«Maâk yal Khadra!» Toute l'Algérie scandera ces mots aujourd'hui alors que l'équipe nationale algérienne disputera un match fatidique contre les États-Unis. Ce slogan, qui se traduit par «avec vous, les Verts», les stars des Fennecs ne le comprenaient pas l'an dernier. Voyez-vous, ils ne parlent pas l'arabe.

Étrange? L'équipe algérienne, qui s'est qualifiée pour la première fois en 24 ans pour le Mondial, a une caractéristique unique: des 23 joueurs sélectionnés pour représenter le pays à la Coupe du monde, 20 sont nés ou ont été élevés à l'étranger. En France, pour l'écrasante majorité.

Pour pouvoir recruter ce talent «d'origine algérienne» de l'autre côté de la Méditerranée, la Fédération de soccer algérienne a milité auprès de la FIFA pour faire changer les règles. Le 3 juin 2009, les Algériens ont eu gain de cause. Depuis, un joueur disposant de la double nationalité peut changer d'équipe nationale s'il n'a été préalablement sélectionné que par une équipe junior d'un autre pays. À la suite de cette décision, presque du jour au lendemain, les Verts ont changé de visage.

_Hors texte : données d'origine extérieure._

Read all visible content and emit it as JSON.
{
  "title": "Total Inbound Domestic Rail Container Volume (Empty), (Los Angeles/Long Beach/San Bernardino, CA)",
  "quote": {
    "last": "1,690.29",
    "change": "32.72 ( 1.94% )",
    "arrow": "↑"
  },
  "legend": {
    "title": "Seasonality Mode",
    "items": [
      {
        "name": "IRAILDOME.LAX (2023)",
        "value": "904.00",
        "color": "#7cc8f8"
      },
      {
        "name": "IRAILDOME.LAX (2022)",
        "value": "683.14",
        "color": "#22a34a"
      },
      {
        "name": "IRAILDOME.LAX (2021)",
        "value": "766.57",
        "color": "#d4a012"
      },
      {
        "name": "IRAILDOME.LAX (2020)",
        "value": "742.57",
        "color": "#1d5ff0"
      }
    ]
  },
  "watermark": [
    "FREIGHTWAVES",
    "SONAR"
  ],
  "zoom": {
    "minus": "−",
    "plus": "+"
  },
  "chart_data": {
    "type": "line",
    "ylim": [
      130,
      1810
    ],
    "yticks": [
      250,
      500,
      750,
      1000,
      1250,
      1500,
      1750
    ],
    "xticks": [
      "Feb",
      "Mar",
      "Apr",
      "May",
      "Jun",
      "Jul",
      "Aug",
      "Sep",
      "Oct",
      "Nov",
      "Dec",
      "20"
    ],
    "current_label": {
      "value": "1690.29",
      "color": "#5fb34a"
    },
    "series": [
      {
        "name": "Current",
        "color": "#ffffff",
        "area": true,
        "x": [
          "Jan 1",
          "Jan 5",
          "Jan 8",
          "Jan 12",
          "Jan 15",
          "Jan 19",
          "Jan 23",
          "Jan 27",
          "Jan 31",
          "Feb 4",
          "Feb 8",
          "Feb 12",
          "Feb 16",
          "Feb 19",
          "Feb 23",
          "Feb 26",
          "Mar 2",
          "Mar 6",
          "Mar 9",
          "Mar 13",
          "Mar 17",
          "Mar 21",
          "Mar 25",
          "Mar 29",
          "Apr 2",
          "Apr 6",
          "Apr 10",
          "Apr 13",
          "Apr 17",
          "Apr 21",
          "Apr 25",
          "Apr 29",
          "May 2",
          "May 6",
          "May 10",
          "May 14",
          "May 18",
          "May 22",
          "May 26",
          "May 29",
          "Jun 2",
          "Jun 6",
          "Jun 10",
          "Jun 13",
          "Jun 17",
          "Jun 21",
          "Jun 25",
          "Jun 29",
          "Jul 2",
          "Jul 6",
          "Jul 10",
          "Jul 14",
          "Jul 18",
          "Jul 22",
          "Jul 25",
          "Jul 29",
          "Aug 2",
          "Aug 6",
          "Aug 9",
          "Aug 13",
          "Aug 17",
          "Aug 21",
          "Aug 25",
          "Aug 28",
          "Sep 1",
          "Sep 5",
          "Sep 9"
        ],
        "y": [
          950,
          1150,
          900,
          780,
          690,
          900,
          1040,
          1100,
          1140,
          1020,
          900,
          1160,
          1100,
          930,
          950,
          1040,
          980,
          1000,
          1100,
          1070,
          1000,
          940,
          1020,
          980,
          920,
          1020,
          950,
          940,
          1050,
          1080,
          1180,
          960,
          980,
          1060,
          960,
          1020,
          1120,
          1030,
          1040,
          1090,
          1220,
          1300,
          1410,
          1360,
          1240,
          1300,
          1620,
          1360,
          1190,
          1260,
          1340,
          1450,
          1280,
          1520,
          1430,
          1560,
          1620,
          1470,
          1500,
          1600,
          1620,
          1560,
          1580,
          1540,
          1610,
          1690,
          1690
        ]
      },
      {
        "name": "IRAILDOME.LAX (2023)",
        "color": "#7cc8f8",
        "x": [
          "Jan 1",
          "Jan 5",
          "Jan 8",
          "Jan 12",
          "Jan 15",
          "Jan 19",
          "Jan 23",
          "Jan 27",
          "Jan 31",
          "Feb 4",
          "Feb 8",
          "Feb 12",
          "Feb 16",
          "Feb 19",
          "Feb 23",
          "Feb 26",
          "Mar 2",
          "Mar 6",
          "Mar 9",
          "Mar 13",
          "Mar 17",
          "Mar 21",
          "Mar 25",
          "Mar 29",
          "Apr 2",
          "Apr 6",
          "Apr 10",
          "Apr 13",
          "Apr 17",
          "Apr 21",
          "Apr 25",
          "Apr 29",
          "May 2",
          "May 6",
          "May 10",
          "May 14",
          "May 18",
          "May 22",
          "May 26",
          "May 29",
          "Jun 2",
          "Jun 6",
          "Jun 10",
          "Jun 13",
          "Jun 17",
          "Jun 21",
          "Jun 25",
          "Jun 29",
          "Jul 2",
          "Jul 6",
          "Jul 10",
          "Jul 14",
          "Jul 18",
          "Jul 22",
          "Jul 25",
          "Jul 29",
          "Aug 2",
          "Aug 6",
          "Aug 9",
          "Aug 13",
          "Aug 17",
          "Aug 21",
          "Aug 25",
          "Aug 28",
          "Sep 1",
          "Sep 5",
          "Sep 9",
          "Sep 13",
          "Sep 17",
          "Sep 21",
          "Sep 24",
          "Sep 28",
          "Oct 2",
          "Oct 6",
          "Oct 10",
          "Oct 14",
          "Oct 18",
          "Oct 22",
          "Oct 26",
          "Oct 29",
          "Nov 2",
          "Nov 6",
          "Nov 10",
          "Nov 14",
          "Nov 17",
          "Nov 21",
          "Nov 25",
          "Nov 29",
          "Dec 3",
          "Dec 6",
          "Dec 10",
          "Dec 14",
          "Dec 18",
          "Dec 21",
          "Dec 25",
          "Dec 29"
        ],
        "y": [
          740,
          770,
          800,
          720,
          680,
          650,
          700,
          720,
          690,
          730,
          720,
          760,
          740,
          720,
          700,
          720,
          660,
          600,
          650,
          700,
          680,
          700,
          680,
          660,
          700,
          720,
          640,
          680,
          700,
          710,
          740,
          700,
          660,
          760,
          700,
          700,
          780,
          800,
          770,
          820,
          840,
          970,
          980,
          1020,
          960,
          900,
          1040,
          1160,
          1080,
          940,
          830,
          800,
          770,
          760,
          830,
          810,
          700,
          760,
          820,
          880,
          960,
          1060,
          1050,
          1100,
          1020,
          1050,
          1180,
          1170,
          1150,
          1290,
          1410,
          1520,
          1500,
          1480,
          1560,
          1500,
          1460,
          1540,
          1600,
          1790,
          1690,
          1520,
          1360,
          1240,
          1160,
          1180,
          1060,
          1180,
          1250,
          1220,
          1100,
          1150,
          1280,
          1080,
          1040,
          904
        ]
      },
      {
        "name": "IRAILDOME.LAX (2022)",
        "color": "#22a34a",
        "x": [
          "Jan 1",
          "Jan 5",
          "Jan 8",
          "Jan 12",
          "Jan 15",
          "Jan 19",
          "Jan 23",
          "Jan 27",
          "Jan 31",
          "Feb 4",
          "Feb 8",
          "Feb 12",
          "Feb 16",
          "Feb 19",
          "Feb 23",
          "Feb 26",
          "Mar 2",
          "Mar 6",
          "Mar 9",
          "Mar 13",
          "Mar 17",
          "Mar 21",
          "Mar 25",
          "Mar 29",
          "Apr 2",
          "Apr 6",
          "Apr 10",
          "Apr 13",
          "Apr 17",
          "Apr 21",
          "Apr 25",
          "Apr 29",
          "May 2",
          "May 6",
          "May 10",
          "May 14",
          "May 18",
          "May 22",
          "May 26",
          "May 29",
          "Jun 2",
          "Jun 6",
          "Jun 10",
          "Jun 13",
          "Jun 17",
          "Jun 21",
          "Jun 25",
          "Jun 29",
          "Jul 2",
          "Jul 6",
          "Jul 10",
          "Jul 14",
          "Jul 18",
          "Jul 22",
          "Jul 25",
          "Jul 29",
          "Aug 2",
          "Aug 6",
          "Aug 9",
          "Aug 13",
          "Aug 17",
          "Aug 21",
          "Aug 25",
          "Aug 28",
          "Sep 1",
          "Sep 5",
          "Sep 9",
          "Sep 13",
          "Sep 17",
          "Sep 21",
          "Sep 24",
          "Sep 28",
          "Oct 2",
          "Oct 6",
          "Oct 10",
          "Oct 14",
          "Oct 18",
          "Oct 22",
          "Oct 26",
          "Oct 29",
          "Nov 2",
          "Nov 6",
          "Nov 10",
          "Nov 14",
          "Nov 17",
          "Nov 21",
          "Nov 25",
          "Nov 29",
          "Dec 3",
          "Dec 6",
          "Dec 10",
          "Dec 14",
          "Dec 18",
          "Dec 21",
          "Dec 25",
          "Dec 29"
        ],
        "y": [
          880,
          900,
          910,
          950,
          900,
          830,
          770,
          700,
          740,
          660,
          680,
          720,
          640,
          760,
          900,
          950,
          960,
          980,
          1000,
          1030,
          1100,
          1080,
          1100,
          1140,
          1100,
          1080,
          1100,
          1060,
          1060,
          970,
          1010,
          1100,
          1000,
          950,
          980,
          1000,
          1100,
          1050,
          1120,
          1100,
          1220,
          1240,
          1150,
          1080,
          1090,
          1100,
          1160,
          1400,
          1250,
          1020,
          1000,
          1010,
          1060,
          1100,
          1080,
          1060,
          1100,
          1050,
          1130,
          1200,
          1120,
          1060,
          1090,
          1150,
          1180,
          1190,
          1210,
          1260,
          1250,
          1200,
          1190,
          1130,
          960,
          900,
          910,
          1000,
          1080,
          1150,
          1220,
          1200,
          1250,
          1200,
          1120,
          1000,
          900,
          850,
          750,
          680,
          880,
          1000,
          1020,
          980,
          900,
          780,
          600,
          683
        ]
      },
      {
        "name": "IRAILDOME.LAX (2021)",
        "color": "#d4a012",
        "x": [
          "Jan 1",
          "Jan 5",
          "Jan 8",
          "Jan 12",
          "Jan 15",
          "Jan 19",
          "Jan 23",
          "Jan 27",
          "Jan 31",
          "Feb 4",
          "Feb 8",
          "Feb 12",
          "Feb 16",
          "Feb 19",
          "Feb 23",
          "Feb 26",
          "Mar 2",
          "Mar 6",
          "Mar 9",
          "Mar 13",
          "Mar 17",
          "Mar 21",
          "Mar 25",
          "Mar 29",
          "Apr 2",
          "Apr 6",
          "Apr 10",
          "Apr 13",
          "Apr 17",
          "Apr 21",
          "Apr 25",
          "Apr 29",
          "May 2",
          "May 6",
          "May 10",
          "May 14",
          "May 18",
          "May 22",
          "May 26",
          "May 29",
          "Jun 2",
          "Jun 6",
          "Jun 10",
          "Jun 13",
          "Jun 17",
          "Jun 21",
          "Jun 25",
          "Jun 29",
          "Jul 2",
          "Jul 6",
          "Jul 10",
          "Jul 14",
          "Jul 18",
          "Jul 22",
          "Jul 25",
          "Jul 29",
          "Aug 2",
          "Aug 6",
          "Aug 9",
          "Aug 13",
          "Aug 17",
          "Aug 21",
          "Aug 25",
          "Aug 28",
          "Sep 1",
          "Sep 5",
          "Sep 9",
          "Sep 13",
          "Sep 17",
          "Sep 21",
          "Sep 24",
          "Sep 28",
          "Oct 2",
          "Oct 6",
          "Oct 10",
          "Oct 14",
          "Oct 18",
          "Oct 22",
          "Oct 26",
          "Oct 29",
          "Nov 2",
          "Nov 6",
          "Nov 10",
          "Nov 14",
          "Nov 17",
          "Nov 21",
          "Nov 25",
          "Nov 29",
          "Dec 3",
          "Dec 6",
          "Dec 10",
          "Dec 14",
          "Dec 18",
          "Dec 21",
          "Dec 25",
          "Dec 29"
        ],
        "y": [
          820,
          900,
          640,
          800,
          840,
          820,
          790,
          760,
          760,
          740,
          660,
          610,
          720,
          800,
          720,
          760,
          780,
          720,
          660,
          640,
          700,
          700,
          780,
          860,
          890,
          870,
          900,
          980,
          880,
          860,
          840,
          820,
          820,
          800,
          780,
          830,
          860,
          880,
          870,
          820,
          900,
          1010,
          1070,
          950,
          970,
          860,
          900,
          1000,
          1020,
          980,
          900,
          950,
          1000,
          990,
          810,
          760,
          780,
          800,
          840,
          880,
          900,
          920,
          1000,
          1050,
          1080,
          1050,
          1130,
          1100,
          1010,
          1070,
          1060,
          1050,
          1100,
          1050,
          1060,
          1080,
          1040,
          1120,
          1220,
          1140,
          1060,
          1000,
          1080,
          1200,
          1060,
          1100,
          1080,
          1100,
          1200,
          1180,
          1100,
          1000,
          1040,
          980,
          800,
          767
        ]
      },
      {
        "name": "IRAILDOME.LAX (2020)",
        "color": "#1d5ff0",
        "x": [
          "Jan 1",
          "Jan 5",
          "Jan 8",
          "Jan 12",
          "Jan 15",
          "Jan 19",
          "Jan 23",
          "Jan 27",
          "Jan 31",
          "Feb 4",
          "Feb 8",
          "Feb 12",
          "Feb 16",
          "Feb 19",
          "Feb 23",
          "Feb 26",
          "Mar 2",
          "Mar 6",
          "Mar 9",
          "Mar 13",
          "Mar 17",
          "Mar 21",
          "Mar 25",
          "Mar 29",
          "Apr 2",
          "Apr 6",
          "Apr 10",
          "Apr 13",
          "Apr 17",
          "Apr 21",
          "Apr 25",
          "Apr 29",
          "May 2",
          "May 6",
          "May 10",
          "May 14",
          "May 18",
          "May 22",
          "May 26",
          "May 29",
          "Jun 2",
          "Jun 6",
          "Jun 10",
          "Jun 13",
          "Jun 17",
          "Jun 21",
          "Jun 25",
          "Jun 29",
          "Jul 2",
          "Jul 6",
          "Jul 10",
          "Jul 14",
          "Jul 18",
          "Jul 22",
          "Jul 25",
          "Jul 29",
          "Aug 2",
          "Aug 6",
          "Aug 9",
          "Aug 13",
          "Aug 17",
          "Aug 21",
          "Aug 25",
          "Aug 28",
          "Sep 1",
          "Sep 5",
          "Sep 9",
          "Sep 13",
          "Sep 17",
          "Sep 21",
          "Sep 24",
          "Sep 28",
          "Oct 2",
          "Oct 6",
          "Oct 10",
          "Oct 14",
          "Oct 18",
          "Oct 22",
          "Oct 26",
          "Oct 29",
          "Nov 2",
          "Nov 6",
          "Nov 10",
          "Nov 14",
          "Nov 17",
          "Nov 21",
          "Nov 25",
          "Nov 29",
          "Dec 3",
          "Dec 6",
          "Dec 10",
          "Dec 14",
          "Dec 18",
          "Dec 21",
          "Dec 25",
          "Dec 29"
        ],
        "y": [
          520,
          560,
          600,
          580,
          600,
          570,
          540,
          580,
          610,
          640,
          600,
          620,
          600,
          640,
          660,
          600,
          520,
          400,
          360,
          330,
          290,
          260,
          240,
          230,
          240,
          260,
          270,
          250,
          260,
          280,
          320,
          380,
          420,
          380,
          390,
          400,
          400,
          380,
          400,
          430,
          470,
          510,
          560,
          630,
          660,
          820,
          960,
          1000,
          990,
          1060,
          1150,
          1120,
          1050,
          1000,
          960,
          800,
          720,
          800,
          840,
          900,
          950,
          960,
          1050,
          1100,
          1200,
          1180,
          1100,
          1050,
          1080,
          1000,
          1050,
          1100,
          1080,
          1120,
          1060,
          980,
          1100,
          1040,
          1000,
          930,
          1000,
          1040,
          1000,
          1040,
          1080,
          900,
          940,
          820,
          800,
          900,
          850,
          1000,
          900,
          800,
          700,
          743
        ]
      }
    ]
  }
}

«J'ai alors eu peur que les fans disent que l'équipe n'était pas algérienne, explique le sociologue Nasser Djabi, de l'Université d'Alger. L'émigration en Algérie est un phénomène plutôt récent et l'exode des cerveaux vers la France et le Canada, notamment, a été mal vécu.»

Toujours marqués par l'histoire coloniale française et par la guerre d'indépendance qui a vu mourir près d'un million d'Algériens, certains en Algérie considèrent toujours que les exilés sont des traîtres. «Au début, les gens disaient que les joueurs étaient des fils de collabos (du colonisateur français), mais après la qualification et surtout, la victoire en novembre dernier contre l'Égypte à Khartoum, ils les appellent les fils de l'Algérie», rajoute M. Djabi.

Selon le sociologue, les premiers succès de l'équipe nationale après 20 ans de disette ont en partie permis aux Algériens de prendre conscience que la diaspora, loin d'être une perte nette pour le pays, peut aussi être un atout.

Pour le sélectionneur de l'équipe Rabah Saâdane, le recours aux Algériens de France est aussi un juste retour du balancier. «Nous profitons d'enfants issus de l'immigration algérienne, produits de la formation française. C'est un retour des choses assez amusant, vu que la France a profité de nos compatriotes partis travailler dans les usines et les chantiers dans les années 50, 60 et 70», a-t-il dit l'automne dernier en conférence de presse.

En Algérie, personne n'a oublié non plus que la victoire des Bleus à la Coupe du monde de 1998 reposait en partie sur les épaules d'un bi-national algérien. «On leur reprend nos Zidane», se réjouissait un jeune homme dans la vingtaine, rencontré dans un café du centre-ville d'Alger la semaine dernière.

Reconstruire le soccer algérien

S'il se réjouit de voir l'équipe nationale algérienne de retour dans les grandes ligues, Ali Fergani, qui a participé comme joueur à la Coupe du monde de 1982 avant de devenir lui-même entraîneur de l'équipe nationale, ne s'inquiète pas moins de l'avenir du soccer dans son pays. «Les résultats de l'équipe nationale et son parcours ne reflètent pas le niveau du football algérien. Tous les joueurs ont une carrière en Europe. À nos deux dernières participations au Mondial, en 1982 et en 1986, notre équipe était algérienne, issue de clubs algériens».

La victoire des Fennecs à la Coupe d'Afrique de 1990 a été le début d'une longue traversée du désert pour le soccer algérien, se souvient Ali Fergani. En 1992, alors que le pays sombrait dans la violence, les fonds consacrés au sport national se sont évaporés. «Même pendant la décennie noire, on a continué à jouer, mais pas avec les mêmes ressources», dit celui qui est toujours un héros aux yeux de ses compatriotes.

Comme beaucoup, Ali Fergani espère que la participation à la Coupe du monde en Afrique du Sud aura un effet à long terme sur le soccer algérien. Déjà, le gouvernement a annoncé des investissements importants dans la création d'équipes professionnelles et dans la construction de stades. «Dans l'état actuel des choses, l'Algérie est incapable d'engendrer d'autres Zidane.»